Hugh Weiss (1925-2007), peintre américain installé à Paris dès 1948, épouse Sabine Weber en 1950 et reste dans la capitale toute sa vie. Cet artiste au parcours indépendant a participé à plusieurs expositions célèbres telles que « Mythologies quotidiennes II » au Musée d’Art moderne en 1977. Il a contribué au renouveau de la peinture figurative sous une forme libre, en dehors de toute tendance théorique ou de groupe. Son oeuvre est aujourd’hui présent dans de nombreux musées français et étrangers.

Le Musée d’Art moderne, qui avait acquis une oeuvre de l’artiste en 1981, a choisi aujourd’hui de mettre en lumière les dernières années de sa carrière.

Luttant contre la maladie qui l’emportera, Weiss connaît un renouveau vital dans sa peinture qui reprend les thèmes récurrents de son univers comme le voyage fluvial, Charon, la barque, l’autoportrait, la pieuvre, et autres animaux étranges, dans un souffle tragique et dramatique d’où n’est néanmoins pas absent l’humour léger de l’artiste face à l’imminence de la mort. C’est à une véritable traversée du Styx à laquelle nous invite Hugh Weiss devenu Charon.




À voir également dans les collections permanentes :
l’accrochage de Charlotte von Poehl, En série.

Commissaire de l’exposition Odile Burluraux.




À l’occasion de l’entrée dans la collection de l’oeuvre The Notepiece de Charlotte von Poehl, le Musée d’Art moderne de la Ville de Paris propose un accrochage autour de cette série de cent dix dessins réalisés en 2004 lors d’une résidence au Henry Moore Institute à Leeds. L’artiste y a étudié les écrits et les ouvrages consacrés aux artistes conceptuels Eva Hesse, Robert Smithson et Sol LeWitt. Les notes - citations et réflexions - illustrées de dessins et d’aquarelles sur des feuilles d’un carnet à dessins, sont ici présentées tel un journal de bord.

Charlotte von Poehl place au centre de son travail le temps, la répétition et la sérialité. Dans une activité quotidienne, elle revient sur ses motifs en ayant recours à des matériaux et des techniques ordinaires. Prendre des notes, dessiner, modeler participent d’une même pratique essentielle à sa démarche artistique. Chacune des oeuvres fait partie d’un processus en devenir et n’est qu’un fragment d’un projet plus ample.
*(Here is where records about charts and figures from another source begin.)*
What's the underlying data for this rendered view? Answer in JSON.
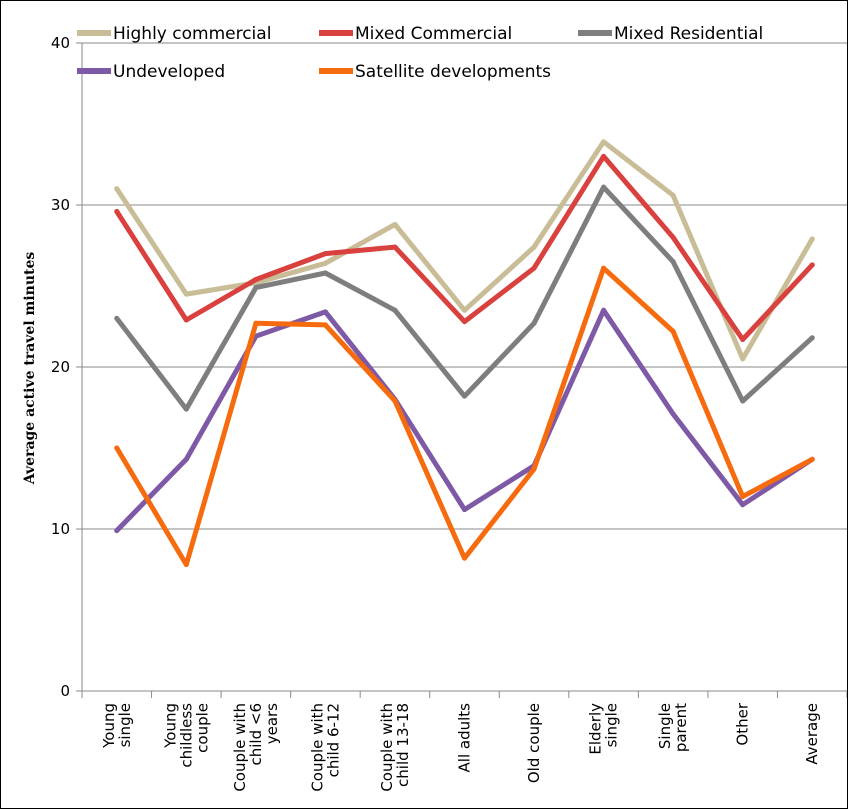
{
  "chart_data": {
    "type": "line",
    "title": "",
    "xlabel": "",
    "ylabel": "Average active travel minutes",
    "ylim": [
      0,
      40
    ],
    "yticks": [
      0,
      10,
      20,
      30,
      40
    ],
    "grid": "horizontal",
    "legend_position": "top",
    "categories": [
      [
        "Young",
        "single"
      ],
      [
        "Young",
        "childless",
        "couple"
      ],
      [
        "Couple with",
        "child <6",
        "years"
      ],
      [
        "Couple with",
        "child 6-12"
      ],
      [
        "Couple with",
        "child 13-18"
      ],
      [
        "All adults"
      ],
      [
        "Old couple"
      ],
      [
        "Elderly",
        "single"
      ],
      [
        "Single",
        "parent"
      ],
      [
        "Other"
      ],
      [
        "Average"
      ]
    ],
    "series": [
      {
        "name": "Highly commercial",
        "color": "#C9BD97",
        "values": [
          31.0,
          24.5,
          25.2,
          26.4,
          28.8,
          23.5,
          27.4,
          33.9,
          30.6,
          20.5,
          27.9
        ]
      },
      {
        "name": "Mixed Commercial",
        "color": "#D9413E",
        "values": [
          29.6,
          22.9,
          25.4,
          27.0,
          27.4,
          22.8,
          26.1,
          33.0,
          28.0,
          21.7,
          26.3
        ]
      },
      {
        "name": "Mixed Residential",
        "color": "#7E7E7E",
        "values": [
          23.0,
          17.4,
          24.9,
          25.8,
          23.5,
          18.2,
          22.7,
          31.1,
          26.5,
          17.9,
          21.8
        ]
      },
      {
        "name": "Undeveloped",
        "color": "#7E59A5",
        "values": [
          9.9,
          14.3,
          21.9,
          23.4,
          18.0,
          11.2,
          13.9,
          23.5,
          17.1,
          11.5,
          14.3
        ]
      },
      {
        "name": "Satellite developments",
        "color": "#F76B0F",
        "values": [
          15.0,
          7.8,
          22.7,
          22.6,
          17.9,
          8.2,
          13.7,
          26.1,
          22.2,
          12.0,
          14.3
        ]
      }
    ]
  }
}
Les Arrow Drawings (2004-2006) sont produits au crayon sur de grands papiers couverts d’un motif de flèches pointant dans toutes les directions, certaines repassées à l’encre ; chaque dessin est tracé à partir du modèle dans une vaine tentative de recopier à l’identique.

Les Harlequins Drawings débutés depuis 2011 combinent cinq nuances d’aquarelle, dont la couleur bleue, et sont conçues à partir d’un protocole et d’une grille de rectangles d’1 cm par 2.

Posés au sol selon un système géométrique, les Newtons, (2002-2015) petits cylindres en pâte à modeler de couleur, fabriqués manuellement par l’artiste, donnent aussi bien à voir le temps passé que l’énergie dépensée par le corps (un newton correspondant à la force qu’exerce une masse de 100 gr).

La vidéo Blue Maiden (2009) dresse le portrait de l’île mythique Blå Jungfrun, située dans la Baltique et devenue une réserve naturelle. Margareta Claesson, une ancienne habitante, raconte comment des pierres de l’île sont redéposées anonymement : en effet, une malédiction est supposée frapper ceux qui les prennent.